Overall, it's the best thing I've tried yet to hold students accountable for their independent reading. I truly enjoy reading their entries and my students can't wait to read my responses! When I place their journal on their desk, they immediately open it up to read what I wrote and get these big, adorable smiles on their faces. I love it! Also, it's a great way for me to assess their comprehension of the books they are choosing and push them towards deeper thinking through our journal conversations. Although it takes a bit more time than I'd like it to, I think it's worth it. 

To grab a printable of the directions, journal prompts, and samples I included in this post, click on the image below. 



  1. Rachel - I used Google Docs to do this last year and it worked great. Each student started a reading journal file, shared it with me, and then added to it each week.

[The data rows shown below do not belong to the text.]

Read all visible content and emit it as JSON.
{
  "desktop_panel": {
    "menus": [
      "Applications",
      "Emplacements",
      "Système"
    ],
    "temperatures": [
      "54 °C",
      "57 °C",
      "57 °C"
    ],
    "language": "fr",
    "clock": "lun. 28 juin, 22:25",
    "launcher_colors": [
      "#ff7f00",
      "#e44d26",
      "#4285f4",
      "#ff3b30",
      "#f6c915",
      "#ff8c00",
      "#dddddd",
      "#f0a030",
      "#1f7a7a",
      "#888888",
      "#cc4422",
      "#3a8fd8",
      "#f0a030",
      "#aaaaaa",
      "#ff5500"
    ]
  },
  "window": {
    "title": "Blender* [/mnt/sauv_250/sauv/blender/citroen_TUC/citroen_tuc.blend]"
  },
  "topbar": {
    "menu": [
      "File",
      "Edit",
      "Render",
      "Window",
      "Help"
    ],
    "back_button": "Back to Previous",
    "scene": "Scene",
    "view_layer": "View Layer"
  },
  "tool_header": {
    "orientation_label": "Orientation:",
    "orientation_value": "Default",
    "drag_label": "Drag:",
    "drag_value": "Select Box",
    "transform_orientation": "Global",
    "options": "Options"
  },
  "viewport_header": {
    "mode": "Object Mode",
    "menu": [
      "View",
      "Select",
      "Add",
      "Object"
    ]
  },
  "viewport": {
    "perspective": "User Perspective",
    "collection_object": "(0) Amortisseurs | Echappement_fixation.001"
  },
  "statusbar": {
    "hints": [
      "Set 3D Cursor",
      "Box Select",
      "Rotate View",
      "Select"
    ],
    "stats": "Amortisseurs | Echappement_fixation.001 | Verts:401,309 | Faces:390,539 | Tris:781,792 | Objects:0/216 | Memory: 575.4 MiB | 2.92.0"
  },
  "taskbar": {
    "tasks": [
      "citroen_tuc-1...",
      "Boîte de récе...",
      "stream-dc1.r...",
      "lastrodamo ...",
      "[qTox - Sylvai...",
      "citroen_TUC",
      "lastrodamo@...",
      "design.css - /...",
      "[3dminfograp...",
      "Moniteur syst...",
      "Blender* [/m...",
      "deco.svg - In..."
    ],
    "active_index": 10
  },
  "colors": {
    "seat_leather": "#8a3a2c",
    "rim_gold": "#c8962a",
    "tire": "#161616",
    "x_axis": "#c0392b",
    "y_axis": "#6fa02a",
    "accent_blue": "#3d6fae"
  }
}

It was great because both the students and I could access the document from anywhere, at anytime.

    1. That does sound wonderful! I'll definitely look into that. Thank you!

  2. Hello! I recently read your blog about weekly journals and I'm excited about implementing them in my 5th grade classroom next year. I downloaded your free resource, but I wanted to tweek a few of the pages, but with the same border. I'm having difficulty determining which resource you used for the last 3-4 pages with the sample entries. Could you tell me where you found that clip art/frame?